Monday, July 20, 2015

Op. 3 wrap up, and next projects

So now that I've done several conversions, I've generalized the process to the following:

Technology splits roughly into the following categories, which will determine how difficult the conversion is.  The list is, from least to most difficult

1) 2000's and later instruments - Fully MIDI capable, plug it in and go, with some minor annoyances.  I have found instruments from the late 1990s have quirks which are very annoying.  An example is a 1998 Johannus Sweelink 30 that sends an "all notes off" message on each piston.

2) 1980's instruments - These instruments have digital key action and scanners, but have analog tone generation systems.  The most effective way to convert these instruments is to use the scanners that are there, but replace the control computer with a MIDI capable microcontroller.  This is my Op. 4 conversion.

3) 1970's instruments - I'm about to start on a project with a Rodgers of this era (schematics are actually from the late 1960s).  Here, the tone generation is analog, and the key scanning is fully electronic, though not digital.  In this case, all of the wiring for the keyboards does go to one place, which allows you to use the wiring that is there, but all of the electronics must be replaced.  So the wiring task is simplified, but the amount of electronic work is increased. 

4) 1960s and before instruments - Here, the key action is electromechanical, and the only option is to strip it down to the switches and wire each key itself.  This is the Op. 3 instrument.


There were a number of goals for the Op. 3 instrument.  It is an instrument that happens to be going to my new teacher, Tom Mueller, but that's somewhat beside the point.  I wanted to experiment with a few things after a less than successful conversion of my Op. 2 (Zimmer) instrument.  One of the key things was to try to get a real moving stop action in place without spending a fortune on SAMs.  On eBay, I picked up two sets of Allen stop tabs.  The first one was from an older instrument.  These were more like traditional SAMs.  There's a coil for ON, a coil for OFF, and two terminals for a switch.  Add all of your own stuff to make it work.  It turns out I didn't use these, and they are waiting for another project (along with the Zimmer SAMs).  I got a second set from an 80's vintage Allen.  The SAMs for this system are interesting:




There's only one control input, high for off, low for on.  The problem is that the coil is always energized if the power is supplied,  So you need to control the power applied.  If you have 60 SAMs, each being 30 ohms (not to speak of the inductive load), and require 24V to drive them, you are talking about almost 50A surge.  So some careful design is require to control the power.  I have a 20A 24V power supply and some big capacitors.  The SAMs act quite quickly - on the order of 50ms, so the energy amount is manageable.  I have my controller programmed to provide 125ms pulses when there is a change, which seems more than adequate.  The power supply crowbars relatively quickly down to 15V output.

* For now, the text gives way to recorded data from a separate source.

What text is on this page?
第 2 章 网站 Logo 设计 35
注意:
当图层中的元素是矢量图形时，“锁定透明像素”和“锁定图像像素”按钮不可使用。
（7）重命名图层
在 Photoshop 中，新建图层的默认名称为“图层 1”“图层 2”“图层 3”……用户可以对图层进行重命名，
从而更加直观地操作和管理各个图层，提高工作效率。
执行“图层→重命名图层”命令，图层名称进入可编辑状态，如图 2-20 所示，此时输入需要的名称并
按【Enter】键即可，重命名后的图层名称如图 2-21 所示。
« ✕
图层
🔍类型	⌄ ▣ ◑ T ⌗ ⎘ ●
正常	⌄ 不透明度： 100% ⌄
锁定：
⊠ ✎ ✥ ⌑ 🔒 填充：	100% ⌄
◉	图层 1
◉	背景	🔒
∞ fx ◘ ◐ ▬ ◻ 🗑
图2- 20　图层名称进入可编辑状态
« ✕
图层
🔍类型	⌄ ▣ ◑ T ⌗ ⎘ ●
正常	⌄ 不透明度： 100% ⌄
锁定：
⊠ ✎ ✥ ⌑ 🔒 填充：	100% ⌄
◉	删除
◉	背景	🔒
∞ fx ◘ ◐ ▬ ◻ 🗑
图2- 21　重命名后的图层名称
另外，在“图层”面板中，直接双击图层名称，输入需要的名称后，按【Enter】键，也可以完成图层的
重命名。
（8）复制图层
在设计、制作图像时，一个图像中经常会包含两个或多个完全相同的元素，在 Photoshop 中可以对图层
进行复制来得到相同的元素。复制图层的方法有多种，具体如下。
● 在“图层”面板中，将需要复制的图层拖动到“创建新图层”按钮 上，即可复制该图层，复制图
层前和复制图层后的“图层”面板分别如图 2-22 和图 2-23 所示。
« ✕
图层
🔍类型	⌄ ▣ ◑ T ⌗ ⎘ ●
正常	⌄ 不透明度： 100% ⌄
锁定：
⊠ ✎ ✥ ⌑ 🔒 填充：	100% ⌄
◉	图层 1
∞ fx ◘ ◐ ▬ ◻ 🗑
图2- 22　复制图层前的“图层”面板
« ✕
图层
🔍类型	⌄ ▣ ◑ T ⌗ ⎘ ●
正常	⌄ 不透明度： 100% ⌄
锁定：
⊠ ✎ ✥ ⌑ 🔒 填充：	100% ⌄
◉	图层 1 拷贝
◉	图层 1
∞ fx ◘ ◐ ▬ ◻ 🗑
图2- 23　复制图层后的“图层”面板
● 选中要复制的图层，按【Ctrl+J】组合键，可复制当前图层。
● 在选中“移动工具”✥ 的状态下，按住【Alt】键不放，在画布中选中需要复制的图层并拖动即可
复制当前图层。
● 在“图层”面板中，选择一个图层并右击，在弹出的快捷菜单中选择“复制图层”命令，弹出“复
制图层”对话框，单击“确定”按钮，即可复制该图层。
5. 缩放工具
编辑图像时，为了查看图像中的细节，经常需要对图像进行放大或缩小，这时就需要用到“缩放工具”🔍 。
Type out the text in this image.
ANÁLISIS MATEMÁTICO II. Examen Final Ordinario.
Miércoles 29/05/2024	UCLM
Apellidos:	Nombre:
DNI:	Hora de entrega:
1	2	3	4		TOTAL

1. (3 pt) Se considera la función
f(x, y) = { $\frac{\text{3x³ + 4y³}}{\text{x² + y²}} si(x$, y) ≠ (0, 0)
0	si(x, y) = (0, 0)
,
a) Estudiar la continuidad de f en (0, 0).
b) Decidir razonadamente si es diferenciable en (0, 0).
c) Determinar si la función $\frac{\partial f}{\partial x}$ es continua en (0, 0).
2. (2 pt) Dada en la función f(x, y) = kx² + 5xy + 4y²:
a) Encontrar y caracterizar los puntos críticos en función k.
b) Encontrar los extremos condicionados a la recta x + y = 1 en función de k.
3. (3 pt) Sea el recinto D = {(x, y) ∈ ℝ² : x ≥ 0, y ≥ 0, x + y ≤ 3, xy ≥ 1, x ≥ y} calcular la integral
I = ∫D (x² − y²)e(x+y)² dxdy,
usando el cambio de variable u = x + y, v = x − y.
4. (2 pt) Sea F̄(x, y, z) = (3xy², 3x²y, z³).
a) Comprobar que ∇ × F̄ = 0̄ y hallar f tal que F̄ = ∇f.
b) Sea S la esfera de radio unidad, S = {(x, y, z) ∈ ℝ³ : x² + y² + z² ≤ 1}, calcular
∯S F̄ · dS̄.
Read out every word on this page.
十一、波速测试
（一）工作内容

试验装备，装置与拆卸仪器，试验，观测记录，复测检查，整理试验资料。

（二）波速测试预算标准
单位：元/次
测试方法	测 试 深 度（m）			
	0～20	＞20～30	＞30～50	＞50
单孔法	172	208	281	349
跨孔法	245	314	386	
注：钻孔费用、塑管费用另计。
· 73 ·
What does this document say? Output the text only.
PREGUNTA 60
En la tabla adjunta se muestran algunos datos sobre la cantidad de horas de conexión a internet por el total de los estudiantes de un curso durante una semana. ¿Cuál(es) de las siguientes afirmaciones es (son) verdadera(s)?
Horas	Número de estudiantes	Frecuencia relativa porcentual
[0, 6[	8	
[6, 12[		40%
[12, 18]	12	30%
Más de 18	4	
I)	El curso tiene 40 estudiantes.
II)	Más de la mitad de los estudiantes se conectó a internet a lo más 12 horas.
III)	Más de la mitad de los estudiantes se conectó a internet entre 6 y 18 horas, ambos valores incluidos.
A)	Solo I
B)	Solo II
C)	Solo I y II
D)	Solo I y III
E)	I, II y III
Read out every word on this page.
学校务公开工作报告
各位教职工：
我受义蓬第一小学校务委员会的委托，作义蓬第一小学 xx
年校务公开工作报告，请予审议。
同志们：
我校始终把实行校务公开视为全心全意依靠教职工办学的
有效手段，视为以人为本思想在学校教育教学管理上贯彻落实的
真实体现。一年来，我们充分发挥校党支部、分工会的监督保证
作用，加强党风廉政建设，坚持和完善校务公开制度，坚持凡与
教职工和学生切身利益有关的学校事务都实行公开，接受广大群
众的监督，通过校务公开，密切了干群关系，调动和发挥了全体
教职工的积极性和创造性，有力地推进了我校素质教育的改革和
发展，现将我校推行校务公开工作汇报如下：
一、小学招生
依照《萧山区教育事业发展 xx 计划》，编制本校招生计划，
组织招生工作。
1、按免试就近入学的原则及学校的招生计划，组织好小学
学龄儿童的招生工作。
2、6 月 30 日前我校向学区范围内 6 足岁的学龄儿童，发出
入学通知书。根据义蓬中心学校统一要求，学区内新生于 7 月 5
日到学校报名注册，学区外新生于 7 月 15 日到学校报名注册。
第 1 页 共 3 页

I ended up designing and building my own stop drivers.  The existing ones all had issues, and were really expensive.  It was also a good experience doing the firmware and hardware development.  It took forever, but now that it's done, I can use the same design elsewhere.




The board I built initially on one panel was two boards, each having 48 pulled up inputs and 48 outputs.  The outputs are designed by board population option to either have series output 300 ohm resistors to interface with the "new" Allen SAMS, or to have integrated output drivers (ULN2803A) which conveniently include the base current limiting resistor and the buck diode.  What I figured out is that it is pretty easy to put the scan chains together and have a single processor with 96 inputs and 96 outputs (of which I used 64)



So the system includes keyboard and pedal scanners from midi-works.com.  The stop driver and scanner as well as the scanner for all the pistons is from my board.


Incidentally, I've eschewed the mini display panels.  In my recent use, I've found myself using the monitor more and more, (probably because I have an instrument that won't fit on my console), but I've also found the mini display panels really difficult to get working properly.  More trouble than they are worth.  Plus, this goes to a home installation, which will be far better served by a monitor anyway.

On to the 1970 conversion!!  Some day, I'd like to do an Allen.  I suspect they might be more interesting because they kept the moving stop action way longer than Rodgers did.  Plus, I already have the driver hardware!